Dia memberikan contoh dalil dalam Al-Qur'an surat Ali Imran: 102 yang artinya,
"Wahai orang-orang yang beriman bertakwalah kamu kepada Allah sebenar-benar takwa kepada-Nya dan janganlah kamu mati kecuali dalam keadaan muslim."
Kedua, tidak dalam kondisi berbuat maksiat ketika mati tenggelam. “Misal mati tenggelam ketika sedang naik kapal pesiar sambil pesta minum khamr (minuman keras), lalu kapalnya tenggelam karena badai,” ujarnya.
Sebab, menurutnya, jika dia mati dalam keadaan maksiat berarti matinya adalah mati su’ul khatimah (mati dengan akhir yang buruk).
“Dan orang yang su’ul khatimah tidak layak mendapat syahadah (mati syahid), seperti perempuan yang meninggal saat nifas tetapi sebelumnya dia hamil karena zina (Al-Mausu’ah Al-Fiqhiyyah Al-Kuwaitiyyah, Juz ke-26, halaman. 273-274),” paparnya.
Ia mengingatkan, pengertian su’ul khatimah adalah kondisi seseorang yang meninggal dunia dalam keadaan kafir (tidak beragama Islam) atau dalam keadaan bermaksiat kepada Allah.

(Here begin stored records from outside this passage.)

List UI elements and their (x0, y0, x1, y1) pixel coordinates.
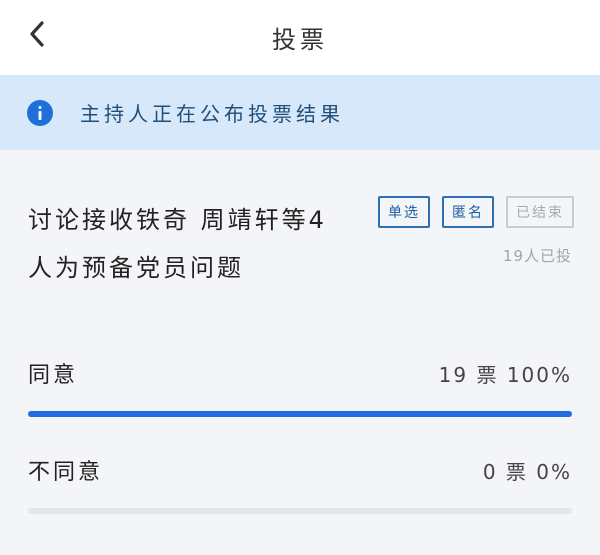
option-percent: 0% (536, 459, 572, 484)
page-title: 投票 (272, 26, 328, 54)
chevron-left-icon (30, 21, 44, 47)
notice-banner: 主持人正在公布投票结果 (0, 75, 600, 150)
option-percent: 100% (506, 362, 572, 387)
tag-single-choice: 单选 (378, 196, 430, 228)
poll-tags: 单选 匿名 已结束 (378, 196, 574, 228)
option-votes: 19 票 (438, 362, 499, 387)
tag-ended: 已结束 (506, 196, 574, 228)
option-label: 不同意 (28, 460, 104, 485)
poll-option-agree: 同意 19 票 100% (28, 357, 572, 417)
option-stats: 19 票 100% (439, 359, 572, 388)
back-button[interactable] (22, 16, 52, 52)
voted-count: 19人已投 (502, 247, 572, 265)
info-icon (27, 99, 53, 126)
option-stats: 0 票 0% (483, 456, 572, 485)
progress-bar-fill (28, 411, 572, 417)
progress-bar (28, 411, 572, 417)
progress-bar (28, 508, 572, 514)
option-label: 同意 (28, 363, 79, 388)
header: 投票 (0, 0, 600, 75)
poll-option-disagree: 不同意 0 票 0% (28, 454, 572, 514)
tag-anonymous: 匿名 (442, 196, 494, 228)
poll-question: 讨论接收铁奇 周靖轩等4人为预备党员问题 (28, 206, 327, 282)
notice-text: 主持人正在公布投票结果 (80, 102, 344, 126)
option-votes: 0 票 (482, 459, 528, 484)
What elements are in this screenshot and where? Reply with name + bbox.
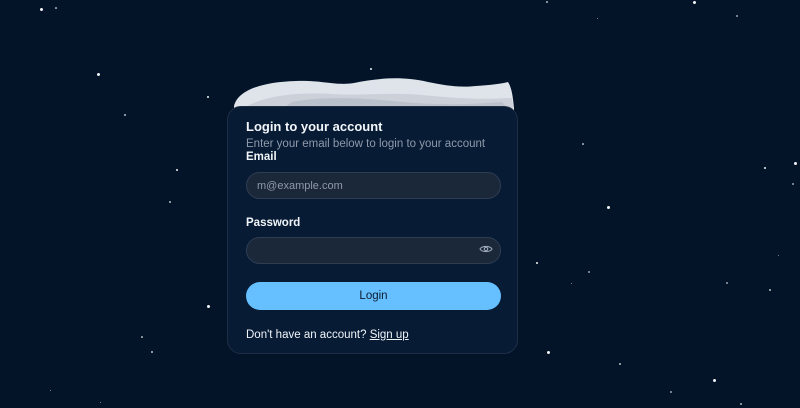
star-decoration [777, 254, 779, 256]
star-decoration [692, 0, 696, 4]
card-subtitle: Enter your email below to login to your … [246, 138, 486, 150]
star-decoration [619, 363, 621, 365]
star-decoration [792, 183, 794, 185]
star-decoration [55, 7, 57, 9]
star-decoration [670, 391, 672, 393]
card-title: Login to your account [246, 119, 383, 134]
signup-prompt: Don't have an account? [246, 329, 367, 341]
star-decoration [736, 15, 738, 17]
signup-link[interactable]: Sign up [370, 329, 409, 341]
star-decoration [763, 166, 767, 170]
password-label: Password [246, 217, 301, 229]
login-card: Login to your account Enter your email b… [227, 106, 518, 354]
email-input[interactable] [246, 172, 501, 199]
star-decoration [206, 95, 210, 99]
star-decoration [793, 161, 797, 165]
star-decoration [99, 401, 101, 403]
star-decoration [206, 304, 210, 308]
star-decoration [175, 168, 179, 172]
star-decoration [141, 336, 143, 338]
login-page: Login to your account Enter your email b… [0, 0, 800, 408]
password-input[interactable] [246, 237, 501, 264]
star-decoration [588, 271, 590, 273]
star-decoration [169, 201, 171, 203]
star-decoration [546, 350, 550, 354]
email-label: Email [246, 151, 277, 163]
star-decoration [96, 72, 100, 76]
star-decoration [712, 378, 716, 382]
star-decoration [546, 1, 548, 3]
star-decoration [369, 67, 373, 71]
star-decoration [124, 114, 126, 116]
star-decoration [49, 389, 51, 391]
star-decoration [535, 261, 539, 265]
star-decoration [39, 7, 43, 11]
signup-row: Don't have an account? Sign up [246, 329, 409, 341]
eye-icon[interactable] [479, 244, 493, 254]
star-decoration [769, 289, 771, 291]
star-decoration [582, 143, 584, 145]
star-decoration [726, 282, 728, 284]
star-decoration [606, 205, 610, 209]
star-decoration [151, 351, 153, 353]
star-decoration [596, 17, 598, 19]
star-decoration [570, 282, 572, 284]
login-button[interactable]: Login [246, 282, 501, 310]
star-decoration [740, 403, 742, 405]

“Berdasarkan penjelasan ini, jika seorang Muslim misalnya sedang berenang di sungai, dalam keadaan tidak sedang bermaksiat kepada Allah, lalu dia terhanyut oleh aliran sungai dan mati tenggelam, maka insya Allah dia mati syahid,” tambahnya.
Hal ini, lanjut dia, sesuai dengan sabda Rasulullah SAW yang artinya:
"Syuhada itu ada lima, yaitu al-math’un (mati karena wabah tha'un/pes), al-mabtun (yang mati karena penyakit perut diare (al-is-hal), al-ghoriq (yang mati tenggelam di laut, sungai, dsb), shahibul hadam (yang mati tertimpa tembok, gedung, dsb), dan yang mati syahid di jalan Allah Azza wa Jalla (di luar perang)." (HR. Bukhari dan Muslim)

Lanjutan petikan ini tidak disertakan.